The term “zero-mileage used cars” refers to a controversial practice in China’s automotive industry, where vehicles are registered and technically sold—often to affiliated dealers or third-party platforms—but have never been driven. These cars are then resold as used vehicles, despite having little to no mileage.
Automakers like BYD and Dongfeng have been implicated in this practice, which serves multiple purposes:
- Boosting Sales Figures: By registering these vehicles as sold, manufacturers can meet aggressive sales targets and report higher sales numbers.
- Inventory Management: This tactic helps in offloading unsold stock, especially in an industry facing overcapacity and intense price wars.
- Financial Incentives: In some cases, registering vehicles allows dealers to take advantage of government subsidies or export policies tied to vehicle registration status.
This phenomenon has raised concerns about market transparency and consumer protection.
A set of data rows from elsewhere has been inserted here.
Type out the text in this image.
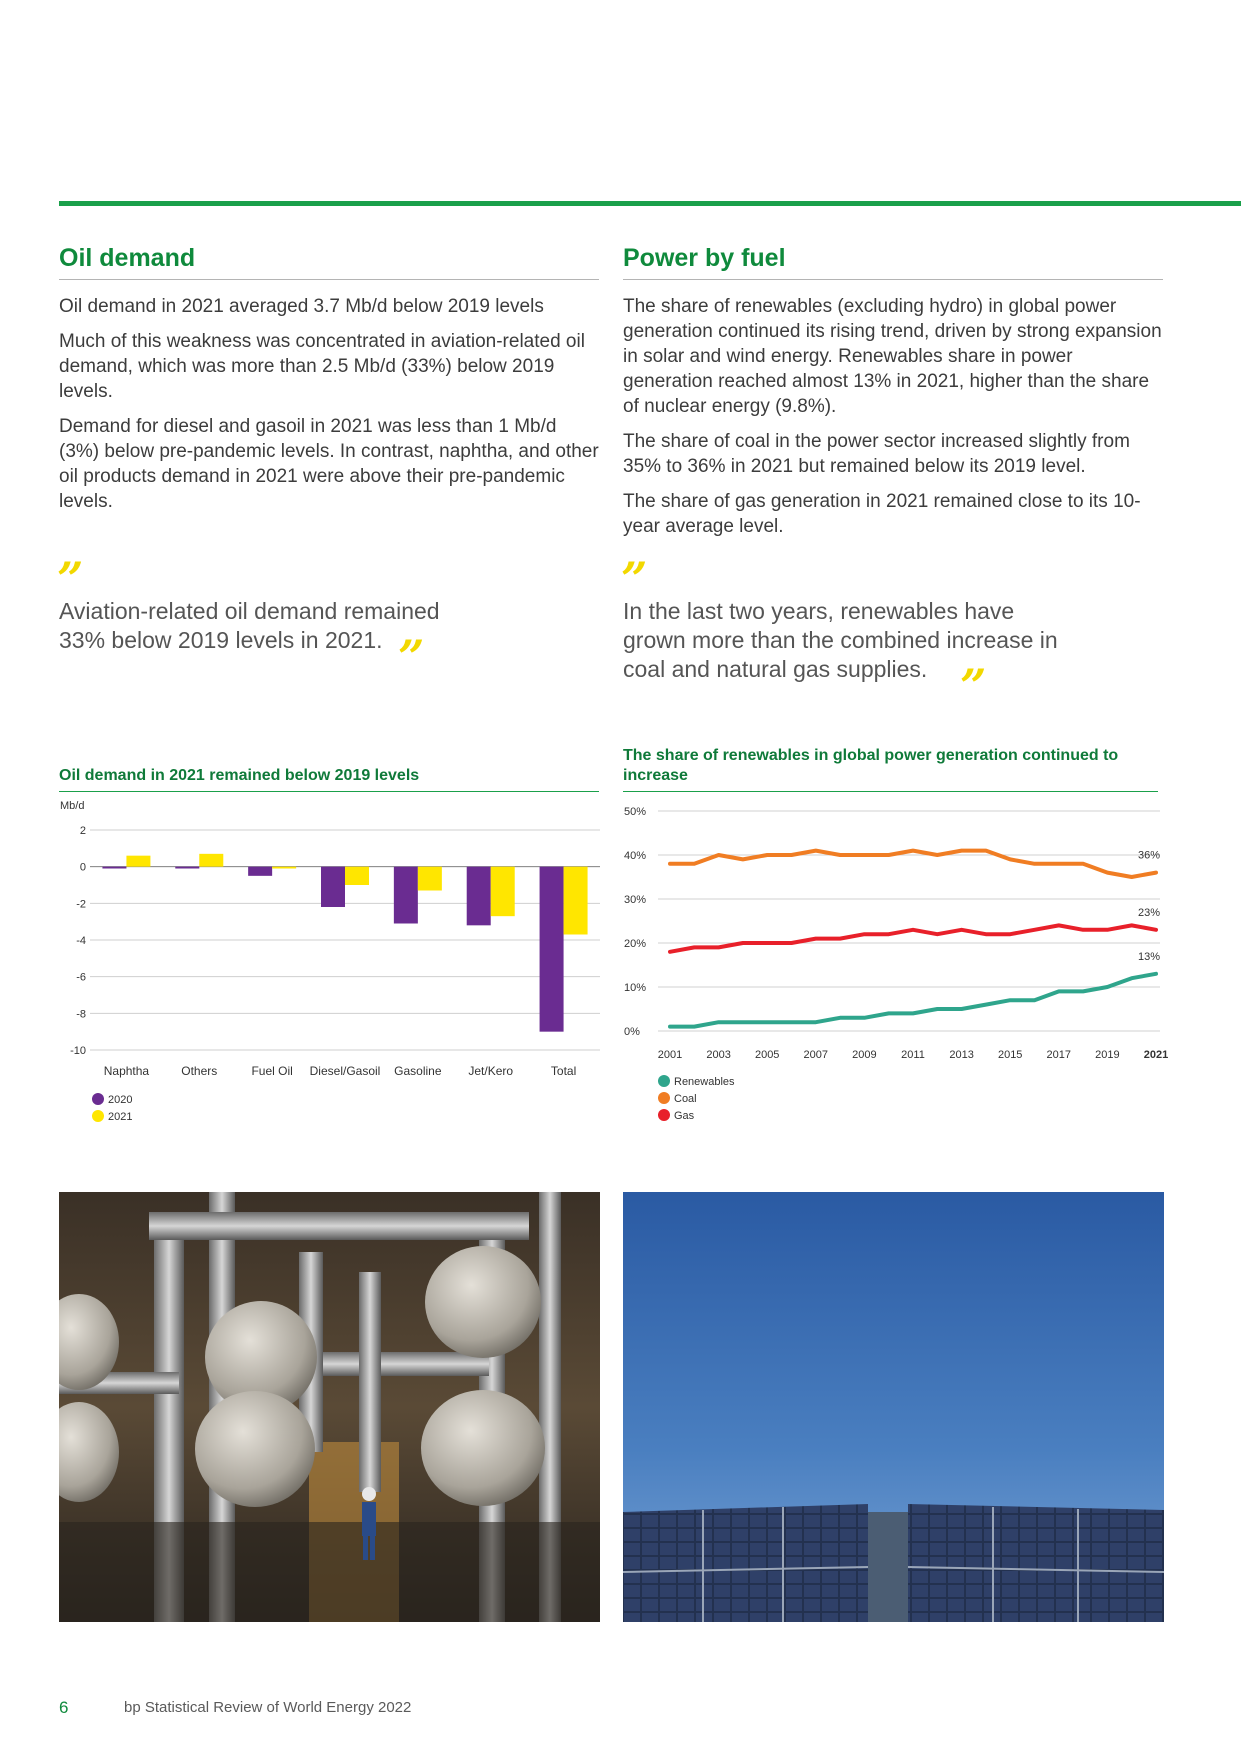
Oil demand

Oil demand in 2021 averaged 3.7 Mb/d below 2019 levels

Much of this weakness was concentrated in aviation-related oil demand, which was more than 2.5 Mb/d (33%) below 2019 levels.

Demand for diesel and gasoil in 2021 was less than 1 Mb/d (3%) below pre-pandemic levels. In contrast, naphtha, and other oil products demand in 2021 were above their pre-pandemic levels.

Power by fuel

The share of renewables (excluding hydro) in global power generation continued its rising trend, driven by strong expansion in solar and wind energy. Renewables share in power generation reached almost 13% in 2021, higher than the share of nuclear energy (9.8%).

The share of coal in the power sector increased slightly from 35% to 36% in 2021 but remained below its 2019 level.

The share of gas generation in 2021 remained close to its 10-year average level.

”
Aviation-related oil demand remained 33% below 2019 levels in 2021. ”
”
In the last two years, renewables have grown more than the combined increase in coal and natural gas supplies. ”
Oil demand in 2021 remained below 2019 levels
Mb/d
2
0
-2
-4
-6
-8
-10
Naphtha	Others	Fuel Oil Diesel/Gasoil Gasoline Jet/Kero	Total
2020
2021
The share of renewables in global power generation continued to increase
50%
40%
30%
20%
10%
0%
2001 2003 2005 2007 2009 2011 2013 2015 2017 2019 2021
13%
36%
23%
Renewables
Coal
Gas
6	bp Statistical Review of World Energy 2022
For instance, warranties on these vehicles typically begin at the time of registration, meaning buyers may lose months of coverage. Additionally, some models may come with unpaid loans or unclear ownership histories, exposing consumers to potential legal and financial issues.
In response to these concerns, China’s Ministry of Commerce convened a meeting on May 27, 2025, with key industry players, including BYD, Dongfeng, and used car platforms like Guazi. The discussions focused on tightening oversight of used car transactions and addressing fraudulent sales reporting. Officials are reportedly considering frameworks similar to the U.S. Securities and Exchange Commission’s approach to “channel stuffing,” a financial manipulation tactic where companies overstate revenue by pushing excess stock into distribution channels.